Güzel bir duştan sonra tekrardan hoseok'un odasına döndün. Ben gelene kadar yatak da uyuyakalmıştı. Ne kadar da güzel uyuyordu. Her neyse. Hemen üzerime boxer'ımı geçirdim ve üstüme ise hoseok'un iç çamaşırlarından birini giydim. Evet bana büyük olmuşlardı ama yine de çok güzellerdi ve onun gibi kokuyorlardı.
Yatağın üzerine oturdum ve onu izlemeye başladım. Daha sonra saate bakarak uyumam gerektiğini anladım.
Çarşafı kaldırdım ve altına girdim. Yanımdaki bedene bir kere daha baktım. Onun üstünü kapatmak için uzandığımda kolumda hafif bir şeyler hissettim. Ben daha ne olduğunu bile anlamadan gözlerimi kapatıp açana kadar çoktan kendimi hoseok'un altında bulmuştum. Gözlerim şaşkınlıkla açıkıp kocaman olurlarken o benim gözlerimin içine bakarak sırıtyordu.
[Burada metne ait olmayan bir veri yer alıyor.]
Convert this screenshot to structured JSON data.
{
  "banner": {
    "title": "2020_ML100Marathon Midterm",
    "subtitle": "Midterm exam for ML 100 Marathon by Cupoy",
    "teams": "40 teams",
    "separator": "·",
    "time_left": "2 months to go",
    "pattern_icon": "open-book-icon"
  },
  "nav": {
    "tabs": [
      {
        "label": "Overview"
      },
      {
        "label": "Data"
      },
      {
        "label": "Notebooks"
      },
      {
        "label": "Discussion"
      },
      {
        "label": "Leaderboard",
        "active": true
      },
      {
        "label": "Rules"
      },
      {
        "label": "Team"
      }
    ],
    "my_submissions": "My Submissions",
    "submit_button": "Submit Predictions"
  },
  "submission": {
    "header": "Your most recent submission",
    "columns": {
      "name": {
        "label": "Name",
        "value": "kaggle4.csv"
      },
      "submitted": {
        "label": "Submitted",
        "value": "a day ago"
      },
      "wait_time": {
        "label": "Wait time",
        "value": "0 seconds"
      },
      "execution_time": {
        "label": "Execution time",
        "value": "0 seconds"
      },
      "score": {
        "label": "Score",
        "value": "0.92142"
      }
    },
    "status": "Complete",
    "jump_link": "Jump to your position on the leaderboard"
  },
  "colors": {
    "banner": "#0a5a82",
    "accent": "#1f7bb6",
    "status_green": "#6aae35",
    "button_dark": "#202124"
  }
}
"Ho-hoseok ne yapıyorsun?" Çok arkadaşça sormuştum. Nedeni belirsiz ama sesim de kızgınlık ya da endişe beliren bir tını çıkmamıştı.
"Ehh... iyidir. Sevgilimi öpeceğim. Sen ne yapıyorsun? "
'Sevgilimi öpeceğim ' sevgilinde ben mi oluyorum.
Ona biraz daha açılmış gözlerle baktıktan sonra kendi kendime düşünmeye başladım.
'Minhyuk daha ne kadar sap kalabilirsin ki. Ayrıca. hoseok seni gerçekten seviyor. Bu yüzden bırak ilk öpücüğün ona gitsin.'
" sana sevgilinden bir haber getirdim. Senin tarafından ilk kez öpüleceğini ce bunu kendisinin de istediğini fakat bilmediğini söyledi."
Hoseok bana kafası karışmış gibi bakıyordu.
"Yani sevgilin öpüşmeyi bilmiyor." Bunu söylerken biraz utnamıştım.
"Hmm... o zaman ilk önce sadece ben onu öpeyim sonra o benim dudaklarıma bakarak aynısını yapmaya çalışsın?"
Sadece gözlerimi kapattım ve bekledim. Mesajımı almış olacak ki yaklaşmaya başlamıştı. Hoseok her yaklaştığında gözlerimi biraz daha sıkı kapatıyordum.
"Kendini bu kadar kasma." Sesini duyduğumda biraz rahatlamıştım ama hâlâ kendimi gerdiğimin farkındaydım.
"Özür dilerim."
"Sorun değil. "
Hoseok bir türlü beni öpmüyordu ama ben bu utanç verici anın hemen bitmesini istiyordum.
Sonunda nefesini dudaklarımda hissetmeye başladığımda gözlerim artık yok olacaklardı.
Dudaklarını yavaşça benim dudaklarıma sürttü. Daha sonra biraz daha yaklaşarak öpmeye başladı.
İlk başlarda yavaş ve nazik nazik öpüyordu ama gitgide derinleştiriyordu.
"Karşılık vermeyi dene."
"Daha ilk öpücükten mi?" Diye sorduğumda yüzünden masum ve şirin bir gülümseme vardı.
"Daha ilk öpücükten sana ders veriyorum işte."
"Ahh peki denerim." Onu onayladıktan sonra tekrardan dudaklarımda onu hissettim.
Yine başta nazik bir şekilde öptüğü için biraz da olsa karşılık verebiliyordum ama daha sonra çok daha sert olmuştu. Dişleriyle bir kere alt dudağımı ısırdığında ona doğru çok da küçük sayılmayan bir ses çıkartmıştım. Daha sonra dilini devreye soktu ve benden izin istermişcesine dudaklarımı yalamaya başladı. Ben ise sadece ağzımı küçük bir aralık yaptım ve dilimde dilini hissettiğimde bir kere daha ses çıkartmaya başladım. Benim çıkarttığım sesler onun gerçekten hoşuna gidiyordu.